Announcements:
Class will be held in Kidder 280 MWF at 11 am.
The Course Guide and Calendar contain basic information about Mth 435 for Spring 2014.
Class will be cancelled on Friday April 11, 2014. We will have a make up class on Wednesday April 16 at 2 pm in Kidder 356.
There will also be no classes on Friday April 25, Wednesday April 30 and Friday May 2. Make up classes are scheduled for Wednesday April 23, Wednesday May 7 and Wednesday May 14 at 2 pm in Kidder 356.
Course Description
A central theme in modern Geometry is the relationship between curvature and topology. The topology of a shape means, roughly, its type up to continuous deformation. For example a round sphere and an ellipsoid (a football) are the same topologically even though they are different geometrically. A torus (the surface of a bagel) is different topologically from the previous two as there is no continuous way of deforming it into the topological type of either one. Thus, given a particular topological shape there are many possible geometric structures that the shape may possess. The round sphere is a very special geometry as it has constant positive curvature, while the surface of a dumb bell, although topologically the same as the sphere, does not have such a symmetric geometry.

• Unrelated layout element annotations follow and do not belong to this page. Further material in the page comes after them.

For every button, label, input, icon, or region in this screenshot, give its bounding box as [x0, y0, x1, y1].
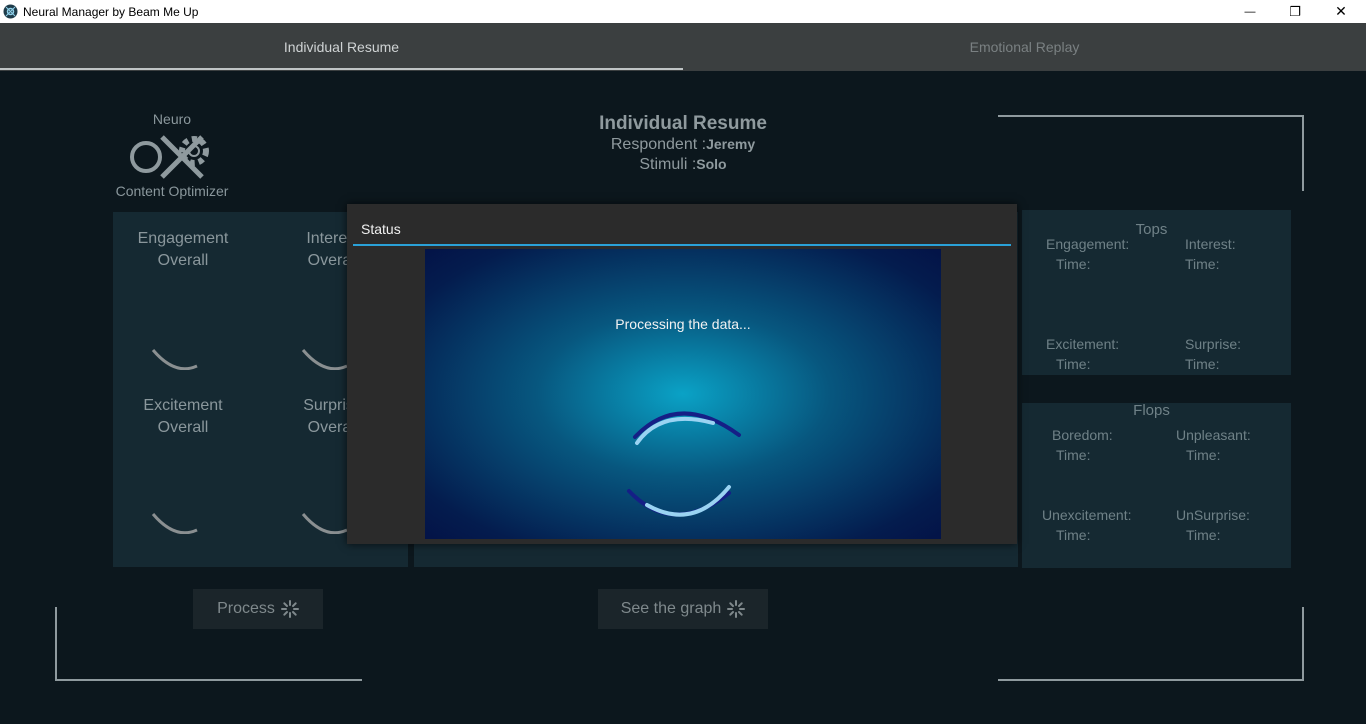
flops-unexcitement: Unexcitement: Time: [1042, 505, 1131, 545]
flops-boredom: Boredom: Time: [1052, 425, 1113, 465]
tops-item-time: Time: [1185, 356, 1220, 372]
header-block: Individual Resume Respondent :Jeremy Sti… [0, 113, 1366, 175]
tops-item-label: Excitement: [1046, 336, 1120, 352]
flops-item-label: Unexcitement: [1042, 507, 1132, 523]
process-button-label: Process [217, 600, 275, 617]
spinner-icon [280, 600, 299, 618]
flops-unsurprise: UnSurprise: Time: [1176, 505, 1250, 545]
stimuli-line: Stimuli :Solo [0, 154, 1366, 175]
tops-panel: Tops Engagement: Time: Interest: Time: E… [1022, 210, 1291, 375]
tops-surprise: Surprise: Time: [1185, 334, 1241, 374]
respondent-line: Respondent :Jeremy [0, 135, 1366, 154]
tab-individual-resume[interactable]: Individual Resume [0, 23, 683, 71]
metric-engagement: Engagement Overall [113, 228, 253, 272]
flops-item-time: Time: [1056, 447, 1091, 463]
flops-item-label: Boredom: [1052, 427, 1113, 443]
tab-bar: Individual Resume Emotional Replay [0, 23, 1366, 71]
metric-excitement: Excitement Overall [113, 395, 253, 439]
logo-text-bottom: Content Optimizer [115, 183, 229, 199]
flops-item-time: Time: [1186, 447, 1221, 463]
window-title: Neural Manager by Beam Me Up [23, 5, 199, 19]
status-dialog-body: Processing the data... [425, 249, 941, 539]
loading-spinner-icon [627, 411, 741, 517]
tops-item-time: Time: [1056, 256, 1091, 272]
respondent-value: Jeremy [706, 136, 756, 152]
spinner-icon [727, 600, 746, 618]
tops-interest: Interest: Time: [1185, 234, 1236, 274]
see-graph-button[interactable]: See the graph [598, 589, 768, 629]
tops-engagement: Engagement: Time: [1046, 234, 1129, 274]
tops-excitement: Excitement: Time: [1046, 334, 1119, 374]
tops-item-label: Interest: [1185, 236, 1236, 252]
metric-name: Engagement [137, 230, 229, 247]
status-dialog: Status Processing the data... [347, 204, 1017, 544]
tops-item-time: Time: [1056, 356, 1091, 372]
status-dialog-title: Status [361, 221, 401, 237]
app-logo-icon [3, 4, 18, 19]
minimize-icon: — [1244, 5, 1256, 18]
flops-item-label: UnSurprise: [1176, 507, 1250, 523]
metric-sub: Overall [157, 419, 209, 436]
close-icon: ✕ [1335, 3, 1347, 19]
tops-item-time: Time: [1185, 256, 1220, 272]
process-button[interactable]: Process [193, 589, 323, 629]
metric-name: Excitement [143, 397, 223, 414]
stimuli-value: Solo [696, 156, 727, 172]
frame-corner-bottom-right [998, 607, 1304, 681]
restore-icon: ❐ [1289, 3, 1301, 19]
active-tab-indicator [0, 68, 683, 70]
status-dialog-divider [353, 244, 1011, 246]
minimize-button[interactable]: — [1227, 0, 1273, 23]
excitement-gauge-icon [151, 513, 198, 534]
flops-unpleasant: Unpleasant: Time: [1176, 425, 1251, 465]
tops-item-label: Engagement: [1046, 236, 1130, 252]
flops-panel: Flops Boredom: Time: Unpleasant: Time: U… [1022, 402, 1291, 568]
maximize-button[interactable]: ❐ [1272, 0, 1318, 23]
stimuli-label: Stimuli : [639, 156, 697, 173]
close-button[interactable]: ✕ [1318, 0, 1364, 23]
respondent-label: Respondent : [610, 136, 707, 153]
page-title: Individual Resume [599, 113, 767, 134]
see-graph-button-label: See the graph [620, 600, 722, 617]
processing-message: Processing the data... [615, 316, 751, 332]
engagement-gauge-icon [151, 349, 198, 370]
flops-item-label: Unpleasant: [1176, 427, 1251, 443]
window-titlebar: Neural Manager by Beam Me Up — ❐ ✕ [0, 0, 1366, 23]
flops-title: Flops [1133, 402, 1170, 419]
tops-item-label: Surprise: [1185, 336, 1242, 352]
metric-sub: Overall [157, 252, 209, 269]
tab-emotional-replay[interactable]: Emotional Replay [683, 23, 1366, 71]
flops-item-time: Time: [1186, 527, 1221, 543]
flops-item-time: Time: [1056, 527, 1091, 543]
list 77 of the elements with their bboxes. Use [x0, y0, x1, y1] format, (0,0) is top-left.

Its curvature varies from positive to negative. A very important question now arises.
Question: Given a particular topological surface, can we find a geometry with "nice" curvature properties, for example, always positive curvature or always negative curvature, or always 0 curvature? In particular, can we find one with constant curvature?
This course is motivated by the above question and is a continuation of Mth 434. We will continue with our study of the geometry of surfaces and will move on to study global theorems about surfaces in Euclidean 3-space. In particular we will study one of the most beautiful theorems in Mathematics: the Theorem of Gauss-Bonnet, one of the earliest expositions of the relationship between topology and geometry.